O’ Brien said, “There is a new system of being rewarded for authenticity. There is value in knowing that sometimes things don’t work out. I have my most popular videos where I am trying to do things, which is not working out. People want to be connected in their imperfections. Because of our closeness to the audience, they are more forgiving. That allows us to try a lot of different things and be more creative. There is this forgiveness level that doesn’t exist in other channels.”

She said this also applies to brands. If brands have this type of relationship with their fans and followers and are listening to them, including in content creation, they would come closer to the consumers.

Okeke added, “TikTok is a very positive space. That is why I am there. If ever I get a negative comment, there are people countering those comments. My audience is like my friends. I post content that makes them happy. They give me the same response.”

Okeke and O’ Brien elaborated on how they want to collaborate with the brands and what kind of content creator and brand relationships are successful.

Okeke said that she would want to collaborate with brands that she actually use, which makes content authentic. She said, “I would collaborate with a brand that I would believe in. I am not going to advertise something that I don’t use and something that my audience doesn’t like. I would like to advertise authentically without doing basic product placement. I would like to include the brand very naturally like my day to day content.”

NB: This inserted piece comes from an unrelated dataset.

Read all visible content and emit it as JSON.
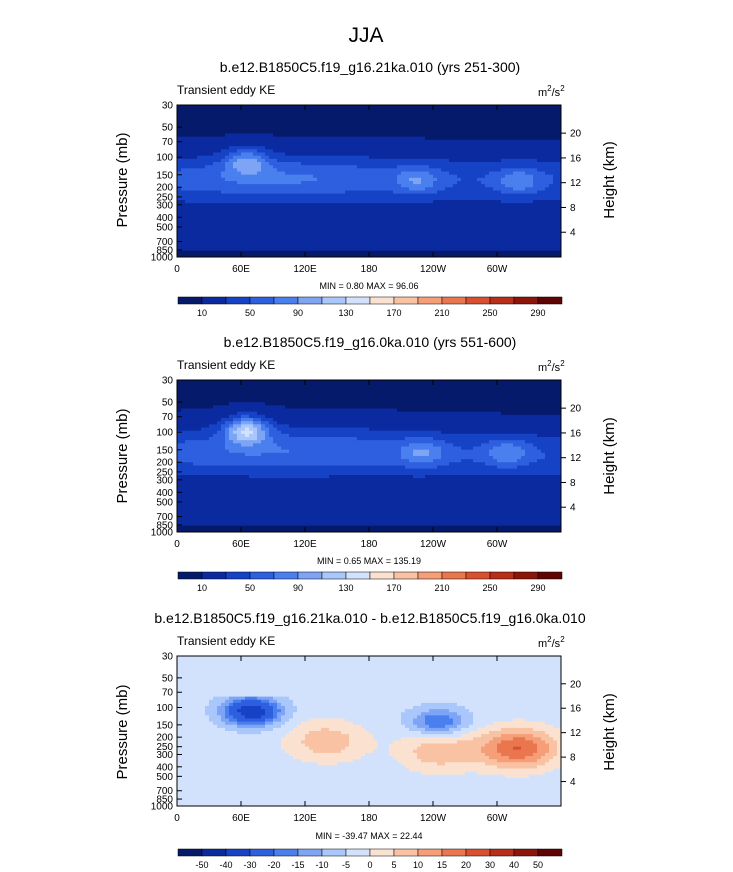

O’ Brien said it would be easy for creators to create content if they are given freedom in the content creation process. “If the brand is willing to be open and make a symbiotic relationship with the content creator to create something, it could be a really interesting fascinating thing. But if you come to us with the same expectations as the traditional commercials, you are going to fail.”

Okeke also said, “The brands should not come and tell the content creator what they have to do or say. Just tell them what your story and the brand message is. That doesn’t make content forced ad and makes the brand look original.”